UC Davis

Organic semiconductors have the potential to create flexible, transparent electronic devices. Unfortunately, these materials suffer from low mobilities because atomic vibrations, known as phonons, localize charge carriers. In order to improve mobility in these materials, it is essential to understand which types of phonons are present and how they affect charge transport. Inelastic neutron scattering (INS) can measure these motions directly, but the results cannot be interpreted without computing the phonon modes from an experimental structure. These calculations typically rely on density functional theory (DFT) which is highly accurate but computationally costly. This limits calculations to highly-ordered small molecules.

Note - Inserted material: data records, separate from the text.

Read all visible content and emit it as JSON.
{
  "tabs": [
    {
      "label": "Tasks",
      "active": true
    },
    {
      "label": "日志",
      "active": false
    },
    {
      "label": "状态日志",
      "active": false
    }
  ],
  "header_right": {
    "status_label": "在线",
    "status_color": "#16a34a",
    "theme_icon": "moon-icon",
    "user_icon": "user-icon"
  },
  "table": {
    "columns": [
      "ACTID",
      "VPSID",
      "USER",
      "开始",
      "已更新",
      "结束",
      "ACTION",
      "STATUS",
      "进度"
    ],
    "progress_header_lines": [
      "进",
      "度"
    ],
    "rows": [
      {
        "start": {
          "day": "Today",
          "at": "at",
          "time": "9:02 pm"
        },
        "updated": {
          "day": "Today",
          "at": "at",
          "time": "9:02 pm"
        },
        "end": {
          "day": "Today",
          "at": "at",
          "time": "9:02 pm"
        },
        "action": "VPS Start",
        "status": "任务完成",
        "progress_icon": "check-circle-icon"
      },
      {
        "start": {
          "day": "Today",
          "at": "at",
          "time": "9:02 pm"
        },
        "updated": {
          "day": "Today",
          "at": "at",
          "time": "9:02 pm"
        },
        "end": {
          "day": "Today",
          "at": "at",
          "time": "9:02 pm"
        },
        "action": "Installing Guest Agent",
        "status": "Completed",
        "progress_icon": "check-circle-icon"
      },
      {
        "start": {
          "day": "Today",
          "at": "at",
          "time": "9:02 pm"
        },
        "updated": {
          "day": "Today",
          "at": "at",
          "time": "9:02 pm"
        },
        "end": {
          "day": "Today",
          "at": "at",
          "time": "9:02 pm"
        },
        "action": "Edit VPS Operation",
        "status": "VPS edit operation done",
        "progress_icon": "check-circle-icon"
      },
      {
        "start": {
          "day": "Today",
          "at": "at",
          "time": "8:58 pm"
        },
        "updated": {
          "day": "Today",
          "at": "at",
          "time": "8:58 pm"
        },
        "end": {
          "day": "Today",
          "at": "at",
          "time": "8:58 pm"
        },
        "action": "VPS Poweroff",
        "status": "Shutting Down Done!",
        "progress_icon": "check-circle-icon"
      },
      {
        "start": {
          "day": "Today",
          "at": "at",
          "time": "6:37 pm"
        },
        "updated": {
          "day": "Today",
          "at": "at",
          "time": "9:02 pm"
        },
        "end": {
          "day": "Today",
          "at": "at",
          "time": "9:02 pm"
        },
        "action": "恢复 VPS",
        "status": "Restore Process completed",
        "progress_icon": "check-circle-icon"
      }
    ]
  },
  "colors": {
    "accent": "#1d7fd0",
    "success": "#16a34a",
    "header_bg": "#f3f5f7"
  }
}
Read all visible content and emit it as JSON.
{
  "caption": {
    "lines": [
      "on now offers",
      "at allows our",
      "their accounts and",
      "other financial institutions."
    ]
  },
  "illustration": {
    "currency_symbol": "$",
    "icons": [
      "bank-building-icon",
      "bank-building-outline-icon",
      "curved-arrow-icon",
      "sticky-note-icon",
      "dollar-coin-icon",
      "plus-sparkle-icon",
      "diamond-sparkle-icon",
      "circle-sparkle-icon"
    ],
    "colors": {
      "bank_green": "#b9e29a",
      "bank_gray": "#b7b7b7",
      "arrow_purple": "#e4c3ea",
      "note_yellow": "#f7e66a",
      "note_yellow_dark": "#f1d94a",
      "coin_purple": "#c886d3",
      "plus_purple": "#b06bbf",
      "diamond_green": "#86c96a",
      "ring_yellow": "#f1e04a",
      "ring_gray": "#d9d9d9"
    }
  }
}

To try and push past these limits, we used six different computational methods to compute the phonon modes ranging from DFT to molecular dynamics (MD) and machine learning (ML). We find that while nothing can compete with DFT, density functional tight binding (DFTB) and DFTB with a machine learning component produce decent results at a fraction of the cost. Then, we apply INS along with our optimized DFT-based method to a metal-organic framework (MOF) system. These MOFs are known to have defects that play an important role in their catalytic activity, but characterizing these defects remains an ongoing challenge. By measuring the phonons with INS and simulating them with DFT, we are able to identify peaks that correspond to defects in the MOF. By using a variety of structures, we are able to identify the structure of the MOF along with the types of defects present. Finally, we develop a novel workflow, ElPh, which allows us to couple our phonon calculations to the electronic structure in small-molecule organic semiconductors. This allows us to understand how all of the phonons work together to limit charge mobility. In addition, we developed a novel analysis technique that shows how each atom limits charge transport. This novel approach allows us to discover design rules for the first time--making meaningful progress toward designing new, high-performance materials.